Sipping a a double shot espresso with Michael at Albertos this morning, I noticed our waiter’s Movember moustache.
“Can’t wait to shave it off,” he confided. “Children look at me like I’m the scary kind of man their Mums have warned them about.”
Never heard of Movember? The Movember Movement began in Australia and is now worldwide. Men who participate don’t shave their moustaches for the entire month of November as a fundraiser and awareness campaign for men’s health, notably prostate cancer and depression.
“Or I feel like I should be serving coffee to a 70s soundtrack,” he added.
A memory percolated from 1981. I was sitting in the one and only cafe on a small Nigerian campus in Ife where we were living at that time. My daughter, Rowan, nine months old, was seated on my lap staring at Max, one of the very few Caucasians around. Max was bald, and sported a moustache and bushy beard to compensate.
Rowan stared, and stared, puzzled, then slowly tilted her head to one side as far as she could, until she was almost viewing Max from upside down.
Suddenly I got it. She hadn’t seen a bald and bearded man before and she must have figured he had his head on upside down. In her whole nine months of life experience, hair belonged on top of the head, bare skin belonged on the chin. She was just trying to make sense of her world.

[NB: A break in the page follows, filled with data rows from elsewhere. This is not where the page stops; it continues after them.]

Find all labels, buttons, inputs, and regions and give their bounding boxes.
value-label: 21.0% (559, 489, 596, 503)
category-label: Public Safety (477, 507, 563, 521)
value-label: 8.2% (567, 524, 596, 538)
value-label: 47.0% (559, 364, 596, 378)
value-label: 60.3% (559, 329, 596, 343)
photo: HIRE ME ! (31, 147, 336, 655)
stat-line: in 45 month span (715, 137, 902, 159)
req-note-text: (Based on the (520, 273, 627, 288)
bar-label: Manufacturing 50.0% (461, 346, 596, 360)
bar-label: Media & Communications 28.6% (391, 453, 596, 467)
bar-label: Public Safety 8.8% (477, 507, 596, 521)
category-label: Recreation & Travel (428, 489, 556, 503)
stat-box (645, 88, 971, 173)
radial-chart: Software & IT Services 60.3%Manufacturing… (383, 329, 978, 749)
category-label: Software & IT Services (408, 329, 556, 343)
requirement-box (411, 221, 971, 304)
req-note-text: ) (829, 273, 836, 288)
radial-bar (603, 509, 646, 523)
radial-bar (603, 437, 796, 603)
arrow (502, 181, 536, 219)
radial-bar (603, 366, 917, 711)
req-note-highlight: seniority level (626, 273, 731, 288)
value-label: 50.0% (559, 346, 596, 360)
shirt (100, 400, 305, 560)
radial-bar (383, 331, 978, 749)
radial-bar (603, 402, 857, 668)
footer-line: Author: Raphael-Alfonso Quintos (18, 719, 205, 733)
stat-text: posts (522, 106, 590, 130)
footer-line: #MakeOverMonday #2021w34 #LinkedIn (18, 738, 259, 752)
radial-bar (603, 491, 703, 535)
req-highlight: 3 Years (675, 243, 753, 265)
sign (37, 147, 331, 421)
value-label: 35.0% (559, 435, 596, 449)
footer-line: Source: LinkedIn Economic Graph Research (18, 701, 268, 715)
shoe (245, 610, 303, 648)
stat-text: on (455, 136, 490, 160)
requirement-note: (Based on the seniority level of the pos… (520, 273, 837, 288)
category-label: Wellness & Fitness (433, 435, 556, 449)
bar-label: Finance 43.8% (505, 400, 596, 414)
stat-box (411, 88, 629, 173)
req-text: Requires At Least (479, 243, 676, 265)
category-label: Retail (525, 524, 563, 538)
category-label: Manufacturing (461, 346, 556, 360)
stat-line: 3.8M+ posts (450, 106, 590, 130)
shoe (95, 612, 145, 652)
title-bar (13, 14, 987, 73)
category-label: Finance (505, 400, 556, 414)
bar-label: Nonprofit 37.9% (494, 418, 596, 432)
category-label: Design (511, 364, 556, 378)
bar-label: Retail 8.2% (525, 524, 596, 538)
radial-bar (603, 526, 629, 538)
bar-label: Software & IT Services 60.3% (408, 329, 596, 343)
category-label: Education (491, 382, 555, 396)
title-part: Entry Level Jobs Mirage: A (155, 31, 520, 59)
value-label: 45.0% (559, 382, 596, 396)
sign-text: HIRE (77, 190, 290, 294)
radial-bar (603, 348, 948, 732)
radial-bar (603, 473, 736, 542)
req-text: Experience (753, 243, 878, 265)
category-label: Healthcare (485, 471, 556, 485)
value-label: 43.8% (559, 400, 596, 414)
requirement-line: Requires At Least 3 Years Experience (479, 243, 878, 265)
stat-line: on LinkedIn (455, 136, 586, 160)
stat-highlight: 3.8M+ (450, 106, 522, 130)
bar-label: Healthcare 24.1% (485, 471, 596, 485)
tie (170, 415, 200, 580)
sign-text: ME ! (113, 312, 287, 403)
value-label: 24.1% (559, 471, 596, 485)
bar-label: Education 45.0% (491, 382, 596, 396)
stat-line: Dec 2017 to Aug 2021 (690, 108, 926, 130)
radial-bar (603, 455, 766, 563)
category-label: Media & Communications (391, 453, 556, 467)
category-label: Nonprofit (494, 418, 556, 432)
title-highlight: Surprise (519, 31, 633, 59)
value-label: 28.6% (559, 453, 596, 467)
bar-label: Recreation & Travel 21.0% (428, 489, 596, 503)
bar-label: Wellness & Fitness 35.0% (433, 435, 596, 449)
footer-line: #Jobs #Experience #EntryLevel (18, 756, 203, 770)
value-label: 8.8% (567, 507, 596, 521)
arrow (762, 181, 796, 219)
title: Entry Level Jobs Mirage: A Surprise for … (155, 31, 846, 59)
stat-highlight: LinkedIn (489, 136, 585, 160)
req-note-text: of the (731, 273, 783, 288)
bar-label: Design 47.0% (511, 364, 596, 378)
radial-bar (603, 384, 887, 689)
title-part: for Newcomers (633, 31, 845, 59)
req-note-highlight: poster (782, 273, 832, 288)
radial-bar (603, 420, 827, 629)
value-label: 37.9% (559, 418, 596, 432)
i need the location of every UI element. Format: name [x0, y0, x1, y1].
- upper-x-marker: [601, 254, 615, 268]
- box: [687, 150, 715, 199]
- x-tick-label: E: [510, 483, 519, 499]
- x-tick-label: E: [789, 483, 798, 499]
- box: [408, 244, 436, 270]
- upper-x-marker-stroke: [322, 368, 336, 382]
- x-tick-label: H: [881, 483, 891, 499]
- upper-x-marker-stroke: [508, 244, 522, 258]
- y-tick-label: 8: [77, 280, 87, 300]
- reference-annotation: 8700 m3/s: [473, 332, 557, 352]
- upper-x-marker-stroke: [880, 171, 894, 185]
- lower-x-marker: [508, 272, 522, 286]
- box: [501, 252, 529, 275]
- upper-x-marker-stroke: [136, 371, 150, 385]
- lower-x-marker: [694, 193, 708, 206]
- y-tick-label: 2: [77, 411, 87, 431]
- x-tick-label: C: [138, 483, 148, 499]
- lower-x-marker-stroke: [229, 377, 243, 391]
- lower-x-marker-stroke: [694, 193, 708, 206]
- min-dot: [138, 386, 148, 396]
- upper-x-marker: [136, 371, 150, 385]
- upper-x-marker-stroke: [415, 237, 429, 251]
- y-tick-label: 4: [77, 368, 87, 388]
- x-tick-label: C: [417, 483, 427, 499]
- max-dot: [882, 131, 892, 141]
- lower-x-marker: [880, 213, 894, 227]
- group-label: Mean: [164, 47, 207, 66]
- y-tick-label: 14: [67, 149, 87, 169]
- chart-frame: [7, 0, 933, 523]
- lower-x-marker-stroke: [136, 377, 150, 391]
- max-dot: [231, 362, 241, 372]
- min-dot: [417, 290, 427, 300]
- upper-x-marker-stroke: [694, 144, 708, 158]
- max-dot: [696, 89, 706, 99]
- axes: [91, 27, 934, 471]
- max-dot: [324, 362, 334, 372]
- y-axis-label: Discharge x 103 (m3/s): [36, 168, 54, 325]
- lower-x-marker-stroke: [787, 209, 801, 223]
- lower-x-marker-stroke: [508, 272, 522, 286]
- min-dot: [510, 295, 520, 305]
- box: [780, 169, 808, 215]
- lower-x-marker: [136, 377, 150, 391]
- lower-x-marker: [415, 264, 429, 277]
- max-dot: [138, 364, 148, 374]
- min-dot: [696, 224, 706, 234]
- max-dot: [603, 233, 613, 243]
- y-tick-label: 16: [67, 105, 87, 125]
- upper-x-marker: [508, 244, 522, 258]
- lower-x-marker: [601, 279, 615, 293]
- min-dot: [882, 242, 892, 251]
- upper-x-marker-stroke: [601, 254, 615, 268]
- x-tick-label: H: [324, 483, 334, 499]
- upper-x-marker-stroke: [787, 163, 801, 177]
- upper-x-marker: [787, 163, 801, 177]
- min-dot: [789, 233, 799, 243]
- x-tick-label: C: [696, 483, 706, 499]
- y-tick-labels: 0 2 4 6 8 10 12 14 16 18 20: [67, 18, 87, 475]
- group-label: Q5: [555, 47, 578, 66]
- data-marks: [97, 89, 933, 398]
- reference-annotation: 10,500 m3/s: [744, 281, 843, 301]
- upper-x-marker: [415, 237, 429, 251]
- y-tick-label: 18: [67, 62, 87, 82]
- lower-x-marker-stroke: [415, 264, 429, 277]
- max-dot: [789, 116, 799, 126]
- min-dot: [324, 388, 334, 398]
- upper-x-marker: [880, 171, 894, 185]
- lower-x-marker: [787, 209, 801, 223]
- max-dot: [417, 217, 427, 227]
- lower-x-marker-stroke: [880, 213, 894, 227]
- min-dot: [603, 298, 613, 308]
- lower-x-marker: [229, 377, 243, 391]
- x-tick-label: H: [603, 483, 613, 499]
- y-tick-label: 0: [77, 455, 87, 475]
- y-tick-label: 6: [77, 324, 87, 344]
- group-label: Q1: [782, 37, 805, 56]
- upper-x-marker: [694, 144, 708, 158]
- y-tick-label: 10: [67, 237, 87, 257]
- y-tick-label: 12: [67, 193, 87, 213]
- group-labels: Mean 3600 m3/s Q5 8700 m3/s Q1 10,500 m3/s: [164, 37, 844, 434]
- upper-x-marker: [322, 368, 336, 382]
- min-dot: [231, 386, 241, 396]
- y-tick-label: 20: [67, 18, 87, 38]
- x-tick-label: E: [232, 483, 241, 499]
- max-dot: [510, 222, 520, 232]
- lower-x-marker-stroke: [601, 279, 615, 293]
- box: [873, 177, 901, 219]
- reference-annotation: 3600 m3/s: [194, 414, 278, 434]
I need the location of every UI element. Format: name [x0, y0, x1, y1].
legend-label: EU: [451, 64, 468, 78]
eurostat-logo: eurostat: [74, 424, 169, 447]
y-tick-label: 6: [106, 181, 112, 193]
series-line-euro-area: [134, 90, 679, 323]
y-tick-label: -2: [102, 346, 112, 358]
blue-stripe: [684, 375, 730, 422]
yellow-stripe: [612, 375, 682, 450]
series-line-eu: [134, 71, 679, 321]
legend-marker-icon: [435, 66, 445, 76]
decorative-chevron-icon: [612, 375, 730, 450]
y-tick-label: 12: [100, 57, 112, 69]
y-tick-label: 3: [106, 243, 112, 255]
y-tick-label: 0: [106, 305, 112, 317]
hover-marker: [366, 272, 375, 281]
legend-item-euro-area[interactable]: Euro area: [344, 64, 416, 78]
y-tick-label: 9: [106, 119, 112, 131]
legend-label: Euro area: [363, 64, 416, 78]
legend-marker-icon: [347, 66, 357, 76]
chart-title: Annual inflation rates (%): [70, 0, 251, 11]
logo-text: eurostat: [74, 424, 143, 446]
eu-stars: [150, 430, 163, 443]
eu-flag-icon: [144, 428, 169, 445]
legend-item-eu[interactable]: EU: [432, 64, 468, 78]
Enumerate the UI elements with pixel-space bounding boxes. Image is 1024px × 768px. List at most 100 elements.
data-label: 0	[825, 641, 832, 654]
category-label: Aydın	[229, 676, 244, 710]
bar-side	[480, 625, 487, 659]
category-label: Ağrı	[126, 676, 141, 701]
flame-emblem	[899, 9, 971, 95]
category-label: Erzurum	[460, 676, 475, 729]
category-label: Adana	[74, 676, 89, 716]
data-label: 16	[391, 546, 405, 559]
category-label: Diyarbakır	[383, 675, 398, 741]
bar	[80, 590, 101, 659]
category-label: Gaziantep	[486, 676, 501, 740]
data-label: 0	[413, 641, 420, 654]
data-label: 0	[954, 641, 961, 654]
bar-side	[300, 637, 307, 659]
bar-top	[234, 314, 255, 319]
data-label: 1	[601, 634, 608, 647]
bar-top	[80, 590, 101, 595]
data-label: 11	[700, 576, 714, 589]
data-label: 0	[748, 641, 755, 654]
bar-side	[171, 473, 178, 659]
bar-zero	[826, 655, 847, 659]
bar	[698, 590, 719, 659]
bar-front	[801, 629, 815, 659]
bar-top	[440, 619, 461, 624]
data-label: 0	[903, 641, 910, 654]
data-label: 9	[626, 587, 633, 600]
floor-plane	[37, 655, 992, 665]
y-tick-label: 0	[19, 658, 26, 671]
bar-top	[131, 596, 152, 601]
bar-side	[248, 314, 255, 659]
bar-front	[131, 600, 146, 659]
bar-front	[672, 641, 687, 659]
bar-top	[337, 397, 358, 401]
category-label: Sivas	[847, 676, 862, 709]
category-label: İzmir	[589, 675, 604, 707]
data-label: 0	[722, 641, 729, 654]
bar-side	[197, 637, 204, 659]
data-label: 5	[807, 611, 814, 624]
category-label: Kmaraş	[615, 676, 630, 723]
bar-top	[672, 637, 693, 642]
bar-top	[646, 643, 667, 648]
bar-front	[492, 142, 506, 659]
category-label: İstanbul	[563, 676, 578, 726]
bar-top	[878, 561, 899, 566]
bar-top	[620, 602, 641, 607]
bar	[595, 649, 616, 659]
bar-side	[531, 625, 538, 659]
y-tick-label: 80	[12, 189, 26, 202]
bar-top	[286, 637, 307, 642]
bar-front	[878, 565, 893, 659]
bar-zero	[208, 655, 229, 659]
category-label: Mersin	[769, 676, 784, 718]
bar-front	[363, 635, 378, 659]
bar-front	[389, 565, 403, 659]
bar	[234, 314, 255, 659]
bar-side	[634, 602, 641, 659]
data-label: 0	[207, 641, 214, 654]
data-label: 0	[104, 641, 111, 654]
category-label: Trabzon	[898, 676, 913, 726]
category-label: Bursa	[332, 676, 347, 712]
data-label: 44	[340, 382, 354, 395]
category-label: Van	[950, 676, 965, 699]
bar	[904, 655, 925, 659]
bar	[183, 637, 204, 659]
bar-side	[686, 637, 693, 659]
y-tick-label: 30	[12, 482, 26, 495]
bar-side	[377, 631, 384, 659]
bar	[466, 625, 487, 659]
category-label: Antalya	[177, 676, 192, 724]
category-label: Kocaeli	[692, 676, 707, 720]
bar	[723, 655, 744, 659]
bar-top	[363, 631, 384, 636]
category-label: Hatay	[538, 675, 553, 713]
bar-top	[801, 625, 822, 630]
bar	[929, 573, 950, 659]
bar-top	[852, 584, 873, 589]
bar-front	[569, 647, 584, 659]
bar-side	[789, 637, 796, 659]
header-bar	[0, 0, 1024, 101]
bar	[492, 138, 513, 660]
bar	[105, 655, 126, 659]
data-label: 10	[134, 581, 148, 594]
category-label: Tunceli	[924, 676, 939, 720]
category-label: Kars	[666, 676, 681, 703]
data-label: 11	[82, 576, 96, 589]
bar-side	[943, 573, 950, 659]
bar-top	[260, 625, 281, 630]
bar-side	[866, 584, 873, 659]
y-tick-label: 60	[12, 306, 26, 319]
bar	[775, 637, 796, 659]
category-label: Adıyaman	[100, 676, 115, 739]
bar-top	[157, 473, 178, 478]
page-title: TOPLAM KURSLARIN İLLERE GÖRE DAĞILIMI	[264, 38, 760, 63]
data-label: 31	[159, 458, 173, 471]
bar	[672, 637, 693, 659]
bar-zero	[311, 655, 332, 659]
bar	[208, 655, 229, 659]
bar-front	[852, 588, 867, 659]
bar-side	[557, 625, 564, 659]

Isn’t it interesting that when we meet something new, we first try to make it fit with what we already know? It’s human nature, in waking life, and in our dreams which are all about processing our latest experiences and trying to make sense of them.
If Movember had passed you by before you read today’s blog, how quick were you to think I’d made a typo in my opening sentence, meaning to type November? Or did you read it as November anyway, making the word fit with what you already knew?
How can you look at the world in a different way today? Maybe start with a new view of men’s health.